Flexible over robust

The need for bringing computational modelling into social sciences is crucial to the understanding of how effects of climate change impact different societal groups and to prepare better. “In dealing with the climate change crisis, there has always been a large focus on physical infrastructure and on making our systems more robust by minimising probabilities. We are in the paradigm shift today: climate-resilient development also requires constant learning, adapting and self-organizing. Our society is stronger when we are also capable to be flexible when adverse events do occur or when a transformational change in climate change mitigation or adaptation efforts is required.”

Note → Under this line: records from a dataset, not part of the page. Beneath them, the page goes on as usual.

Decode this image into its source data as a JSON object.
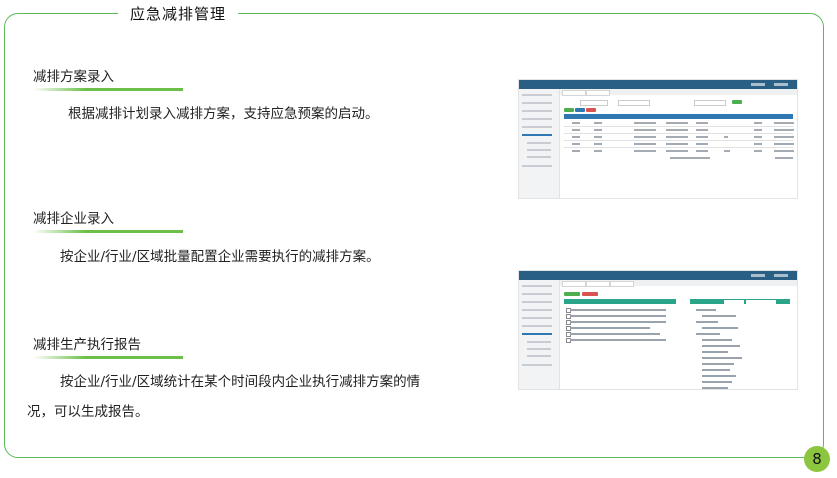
{
  "page": {
    "title": "应急减排管理",
    "page_number": "8"
  },
  "sections": [
    {
      "heading": "减排方案录入",
      "text": "根据减排计划录入减排方案，支持应急预案的启动。"
    },
    {
      "heading": "减排企业录入",
      "text": "按企业/行业/区域批量配置企业需要执行的减排方案。"
    },
    {
      "heading": "减排生产执行报告",
      "text_line1": "按企业/行业/区域统计在某个时间段内企业执行减排方案的情",
      "text_line2": "况，可以生成报告。"
    }
  ],
  "colors": {
    "frame_border": "#5cb85c",
    "accent_green": "#8cc63f",
    "app_header": "#2a5f85",
    "table_header": "#2f78b3",
    "panel_teal": "#2aa58a"
  }
}
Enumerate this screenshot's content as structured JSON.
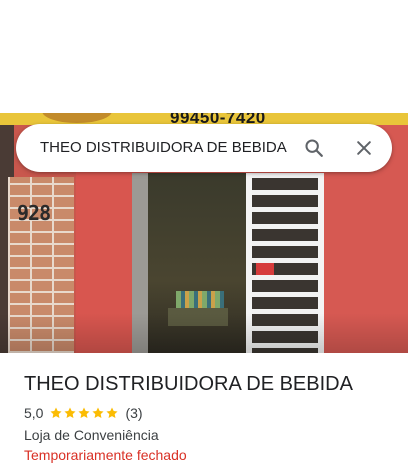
{
  "search": {
    "query": "THEO DISTRIBUIDORA DE BEBIDA",
    "search_icon": "search-icon",
    "close_icon": "close-icon"
  },
  "photo": {
    "banner_phone": "99450-7420",
    "house_number": "928"
  },
  "place": {
    "name": "THEO DISTRIBUIDORA DE BEBIDA",
    "rating": "5,0",
    "stars": 5,
    "review_count": "(3)",
    "category": "Loja de Conveniência",
    "status": "Temporariamente fechado"
  },
  "colors": {
    "star": "#fbbc04",
    "status_closed": "#d93025",
    "icon": "#5f6368",
    "text_primary": "#202124",
    "text_secondary": "#3c4043"
  }
}
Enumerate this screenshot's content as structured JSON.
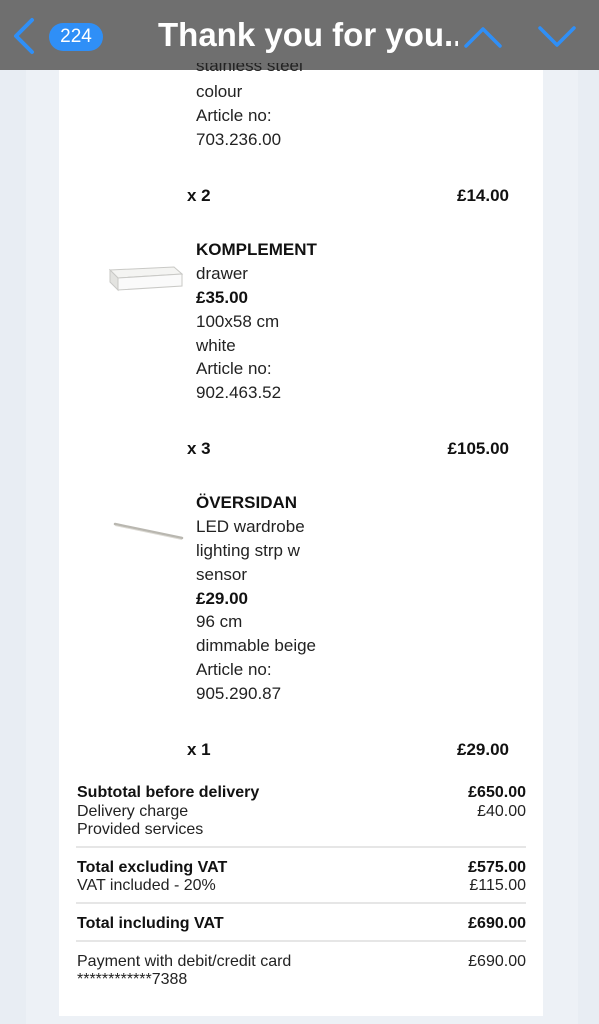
{
  "header": {
    "unread_count": "224",
    "title": "Thank you for you..."
  },
  "items": [
    {
      "tail_partial": "stainless steel",
      "tail_lines": [
        "colour",
        "Article no:",
        "703.236.00"
      ],
      "quantity": "x 2",
      "line_total": "£14.00"
    },
    {
      "name": "KOMPLEMENT",
      "description": "drawer",
      "price": "£35.00",
      "details": [
        "100x58 cm",
        "white",
        "Article no:",
        "902.463.52"
      ],
      "quantity": "x 3",
      "line_total": "£105.00"
    },
    {
      "name": "ÖVERSIDAN",
      "description_lines": [
        "LED wardrobe",
        "lighting strp w",
        "sensor"
      ],
      "price": "£29.00",
      "details": [
        "96 cm",
        "dimmable beige",
        "Article no:",
        "905.290.87"
      ],
      "quantity": "x 1",
      "line_total": "£29.00"
    }
  ],
  "summary": {
    "subtotal_label": "Subtotal before delivery",
    "subtotal_value": "£650.00",
    "delivery_label": "Delivery charge",
    "delivery_value": "£40.00",
    "services_label": "Provided services",
    "total_ex_vat_label": "Total excluding VAT",
    "total_ex_vat_value": "£575.00",
    "vat_label": "VAT included - 20%",
    "vat_value": "£115.00",
    "total_inc_vat_label": "Total including VAT",
    "total_inc_vat_value": "£690.00",
    "payment_label": "Payment with debit/credit card",
    "payment_value": "£690.00",
    "card_number": "************7388"
  },
  "icons": {
    "back": "chevron-left-icon",
    "previous": "chevron-up-icon",
    "next": "chevron-down-icon"
  },
  "colors": {
    "header_bg": "#6f6f6f",
    "badge_bg": "#2f8ff7",
    "accent": "#2f8ff7"
  }
}
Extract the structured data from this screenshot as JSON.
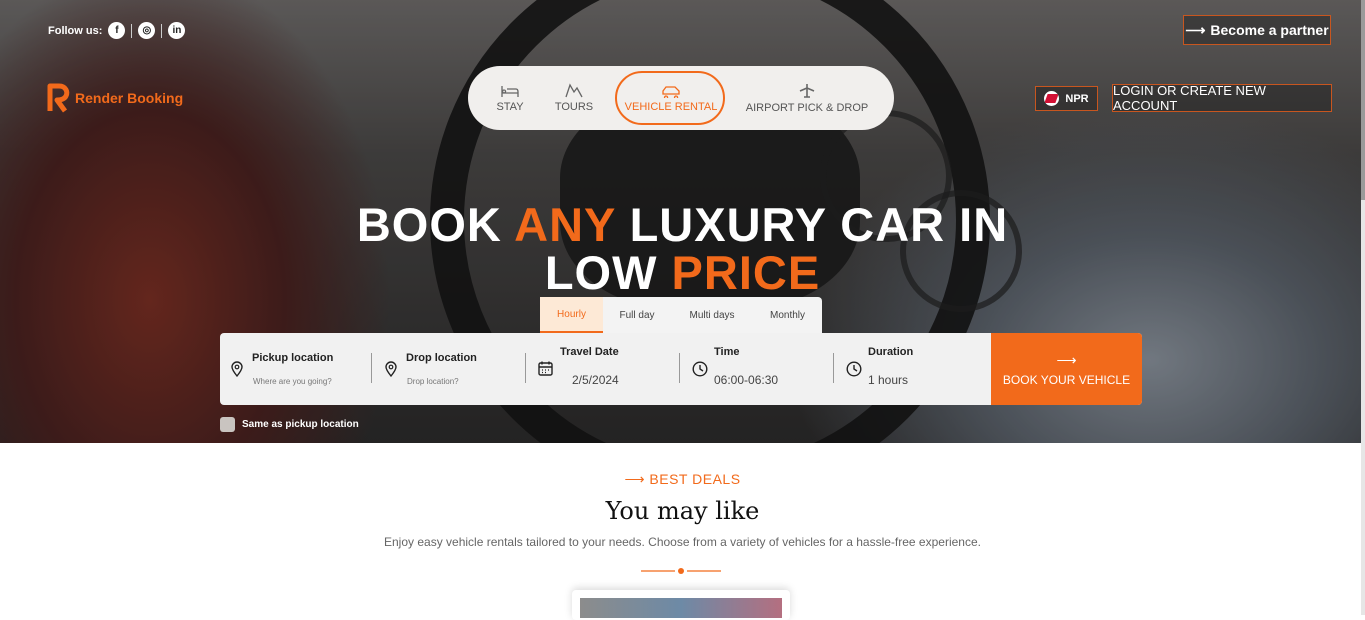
{
  "header": {
    "follow_label": "Follow us:",
    "socials": [
      "facebook-icon",
      "instagram-icon",
      "linkedin-icon"
    ],
    "partner_label": "Become a partner",
    "brand": "Render Booking",
    "currency": "NPR",
    "login_label": "LOGIN OR CREATE NEW ACCOUNT"
  },
  "nav": {
    "items": [
      {
        "label": "STAY",
        "icon": "bed-icon"
      },
      {
        "label": "TOURS",
        "icon": "mountain-icon"
      },
      {
        "label": "VEHICLE RENTAL",
        "icon": "car-icon"
      },
      {
        "label": "AIRPORT PICK & DROP",
        "icon": "plane-icon"
      }
    ],
    "active": "VEHICLE RENTAL"
  },
  "hero": {
    "line1_a": "BOOK",
    "line1_b": "ANY",
    "line1_c": "LUXURY CAR IN",
    "line2_a": "LOW",
    "line2_b": "PRICE"
  },
  "booking": {
    "tabs": [
      "Hourly",
      "Full day",
      "Multi days",
      "Monthly"
    ],
    "active_tab": "Hourly",
    "pickup": {
      "label": "Pickup location",
      "placeholder": "Where are you going?"
    },
    "drop": {
      "label": "Drop location",
      "placeholder": "Drop location?"
    },
    "date": {
      "label": "Travel Date",
      "value": "2/5/2024"
    },
    "time": {
      "label": "Time",
      "value": "06:00-06:30"
    },
    "duration": {
      "label": "Duration",
      "value": "1 hours"
    },
    "submit_label": "BOOK YOUR VEHICLE",
    "same_location_label": "Same as pickup location"
  },
  "deals": {
    "eyebrow": "BEST DEALS",
    "title": "You may like",
    "subtitle": "Enjoy easy vehicle rentals tailored to your needs. Choose from a variety of vehicles for a hassle-free experience."
  },
  "colors": {
    "accent": "#f26a1b",
    "nav_bg": "#f1efed"
  }
}
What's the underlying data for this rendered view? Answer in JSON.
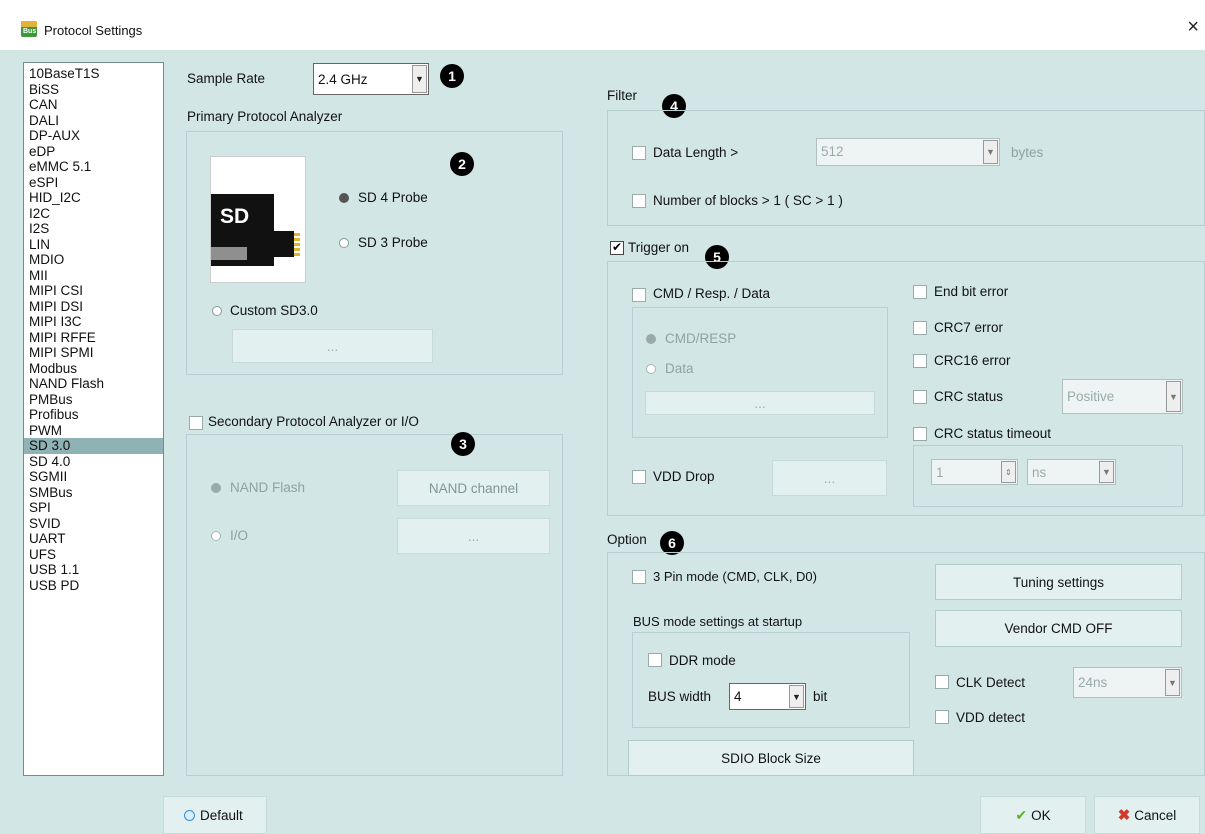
{
  "window": {
    "title": "Protocol Settings",
    "close": "×",
    "icon_name": "bus-app-icon"
  },
  "protocols": {
    "selected": "SD 3.0",
    "items": [
      "10BaseT1S",
      "BiSS",
      "CAN",
      "DALI",
      "DP-AUX",
      "eDP",
      "eMMC 5.1",
      "eSPI",
      "HID_I2C",
      "I2C",
      "I2S",
      "LIN",
      "MDIO",
      "MII",
      "MIPI CSI",
      "MIPI DSI",
      "MIPI I3C",
      "MIPI RFFE",
      "MIPI SPMI",
      "Modbus",
      "NAND Flash",
      "PMBus",
      "Profibus",
      "PWM",
      "SD 3.0",
      "SD 4.0",
      "SGMII",
      "SMBus",
      "SPI",
      "SVID",
      "UART",
      "UFS",
      "USB 1.1",
      "USB PD"
    ]
  },
  "sample_rate": {
    "label": "Sample Rate",
    "value": "2.4 GHz"
  },
  "badges": {
    "b1": "1",
    "b2": "2",
    "b3": "3",
    "b4": "4",
    "b5": "5",
    "b6": "6"
  },
  "primary": {
    "title": "Primary Protocol Analyzer",
    "sd_text": "SD",
    "sd4": "SD 4 Probe",
    "sd3": "SD 3 Probe",
    "custom": "Custom SD3.0",
    "custom_btn": "...",
    "selected": "SD 4 Probe"
  },
  "secondary": {
    "checkbox_label": "Secondary Protocol Analyzer or I/O",
    "checked": false,
    "nand": "NAND Flash",
    "nand_channel": "NAND channel",
    "io": "I/O",
    "io_btn": "..."
  },
  "filter": {
    "title": "Filter",
    "data_length": "Data Length >",
    "data_length_value": "512",
    "bytes": "bytes",
    "blocks": "Number of blocks > 1 ( SC > 1 )"
  },
  "trigger": {
    "title": "Trigger on",
    "checked": true,
    "cmd": "CMD / Resp. / Data",
    "cmd_resp": "CMD/RESP",
    "data": "Data",
    "cmd_btn": "...",
    "vdd_drop": "VDD Drop",
    "vdd_btn": "...",
    "end_bit": "End bit error",
    "crc7": "CRC7 error",
    "crc16": "CRC16 error",
    "crc_status": "CRC status",
    "crc_status_value": "Positive",
    "crc_timeout": "CRC status timeout",
    "timeout_value": "1",
    "timeout_unit": "ns"
  },
  "option": {
    "title": "Option",
    "pin3": "3 Pin mode (CMD, CLK, D0)",
    "bus_startup": "BUS mode settings at startup",
    "ddr": "DDR mode",
    "bus_width_label": "BUS width",
    "bus_width_value": "4",
    "bit": "bit",
    "sdio": "SDIO Block Size",
    "tuning": "Tuning settings",
    "vendor": "Vendor CMD OFF",
    "clk_detect": "CLK Detect",
    "clk_value": "24ns",
    "vdd_detect": "VDD detect"
  },
  "footer": {
    "default": "Default",
    "ok": "OK",
    "cancel": "Cancel"
  },
  "colors": {
    "background": "#d2e6e6",
    "selection": "#8fb3b5",
    "ok_check": "#5fae2f",
    "cancel_x": "#d23a2a"
  }
}
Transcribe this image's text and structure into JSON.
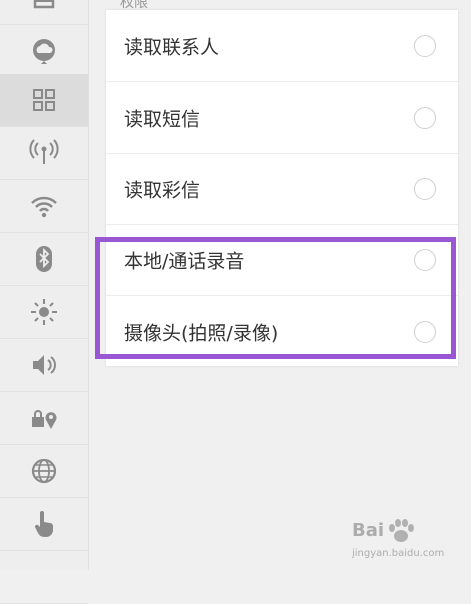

Filatova leads the 4TU Strategic Research Program on Resilience that unites 18 new Tenure Trackers and over 40 senior academics across 13 faculties in the Netherlands in realising this paradigm shift. “It requires expertise from across the disciplines – the Team Science that links engineering to social and environmental sciences. Working together with the four Dutch technical universities and partners from practice provides a unique opportunity to develop methods that society could truly benefit from.”